MONTREAL – After the overwhelmingly positive response to two massive murals of the late Leonard Cohen, Montreal now requires all buildings to feature at least one mural of the rabbinical rock god.
“It is our aim to commemorate the passing of the most influential global artists to have emerged from our city,” said mayor Valérie Plante, “and until the important members of Arcade Fire start dropping, that’s Leonard.
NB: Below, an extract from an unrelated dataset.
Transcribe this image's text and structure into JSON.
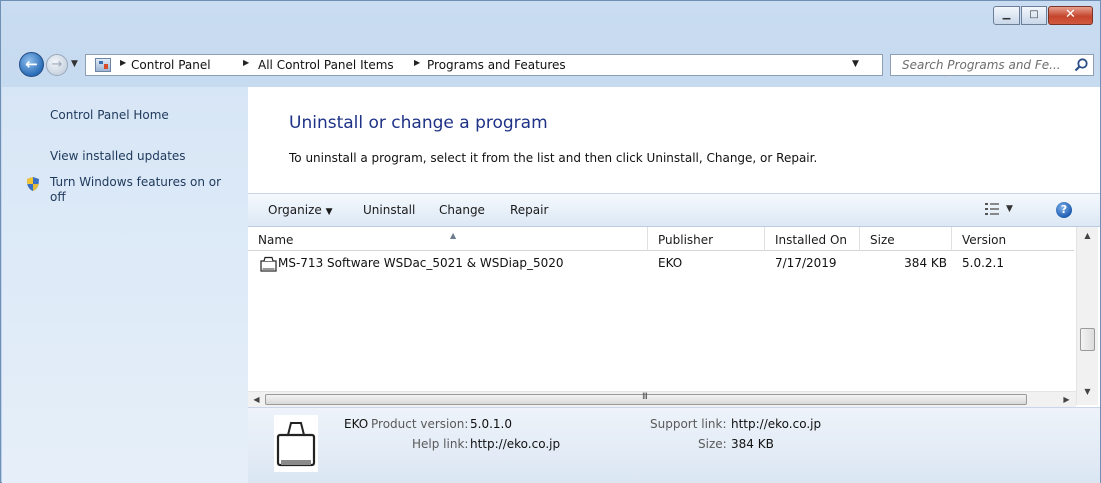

Montrealers want to bask in his reflected glory, whether or not we own any of his albums or actually like his dreary songs.
Our engineers have also discovered a practical value for the paintings, as his effortless stoicism actually helps the structural integrity of the buildings.”
Marc Vallée from the Urban Planning Department then presented the rules governing new murals. “The phase of Mr Cohen’s career depicted is dependent on the height of the building,” said Vallée. “Buildings three storeys and less will feature the young, vital folk-music ladies man of the sixties and seventies, while taller buildings will feature the middle aged, depressed ladies man of the eighties and beyond.”
“The moods depicted,” continued Vallée, “must run the full range between world-weary and sombre. Our website also has a diagram for the acceptable angles for his jaunty fedora. And I cannot emphasize this strongly enough: no mural is to feature the events in the Chelsea Hotel with Janis Joplin.”
In related news, a mural in memory of Corey Hart was partially completed on a crumbling overpass, but was abandoned when he emailed to say he was still alive.